Ter zitting is nog gesteld dat de kinderen bang zouden zijn dat zij weer bij de moeder zullen worden geplaatst dan wel terug moeten verhuizen naar Groningen. De kinderen hebben een leeftijd waarop goed uit te leggen is dat zij hier niet bang voor hoeven te zijn, omdat een plaatsing bij de moeder en/of terugverhuizing op geen enkele wijze aan de orde is. Het is aan de betrokkenen om dit aan de kinderen uit te leggen. Een beëindiging van het gezag is ook hiervoor niet nodig. Ook anderszins blijkt het hof niet van de noodzaak hiertoe.
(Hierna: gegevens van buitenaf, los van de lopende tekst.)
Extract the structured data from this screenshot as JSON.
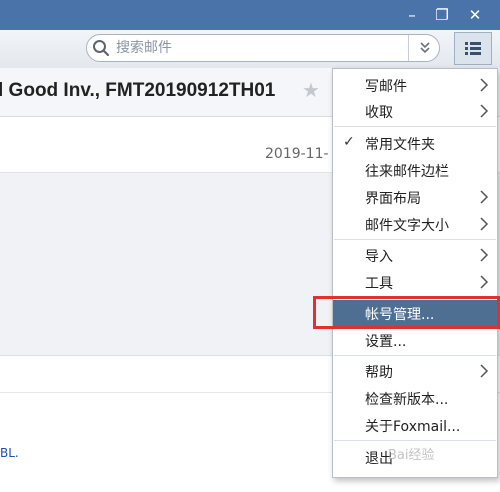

Ook zonder gezag heeft de moeder overigens recht op informatie. Gebleken is dat zij prudent omgaat met de informatie die zij als gezagouder zelf kan opvragen. De moeder heeft al langere tijd een rol aangenomen die nog beperkter is dan een ouder op afstand. Zij stelt zich heel terughoudend op en legt zich erbij neer dat ze geen gedetailleerde informatie over de kinderen krijgt. Ter zitting heeft de moeder verklaard dat ze genoegen neemt met enkel wat minimale informatie over de kinderen, bijvoorbeeld of de kinderen zijn overgegaan naar de volgende klas en of de ondertoezichtstelling en de uithuisplaatsing zijn verlengd. Verder mengt de moeder zich, behalve wat betreft de verhuizing van de vader, niet op een belemmerende wijze in gezagsbeslissingen. Zij bemoeilijkt dus niet de uitoefening van het gezag door de vader en laat de feitelijke uitoefening van het gezag aan de vader over. Het is aan de vader en de jeugdbeschermers om de angst van de kinderen voor de moeder te beteugelen en hen ook de positieve kanten van de moeder te laten zien. Het is het hof niet gebleken dat zij dit hebben gedaan.
5.8
Gelet op het bovenstaande is het hof, anders dan de rechtbank, van oordeel dat het verzoek van de raad tot beëindiging van het gezag van de moeder over [de minderjarige1] , [de minderjarige2] , [de minderjarige3] en [de minderjarige4] moet worden afgewezen.

6.De slotsom

Op grond van hetgeen hiervoor is overwogen, zal het hof als volgt beslissen.

7. De beslissing

Het hof, beschikkende in hoger beroep:
verklaart de moeder niet-ontvankelijk in haar verzoek in hoger beroep voor zover het betrekking heeft op [de jong-meerderjarige] , geboren [in] 2002;
vernietigt de beschikking van de rechtbank Noord-Nederland, locatie Groningen, van 29 september 2020, voor zover het betreft de beëindiging van het gezag van de moeder over [de minderjarige1] , [de minderjarige2] , [de minderjarige3] en [de minderjarige4] , en in zoverre opnieuw beschikkende:
wijst het verzoek van de raad tot beëindiging van het gezag van de moeder over:
- [de minderjarige1] , [in] 2004;
- [de minderjarige2] , [in] 2005;
- [de minderjarige3] , [in] 2006;
- [de minderjarige4] , [in] 2009,
alsnog af.
Deze beschikking is gegeven door mrs. G.M. van der Meer, C. Koopman en E.F. Groot, bijgestaan door mr. H.B. Fortuyn als griffier, en is op 2 september 2021 uitgesproken in het openbaar in tegenwoordigheid van de griffier.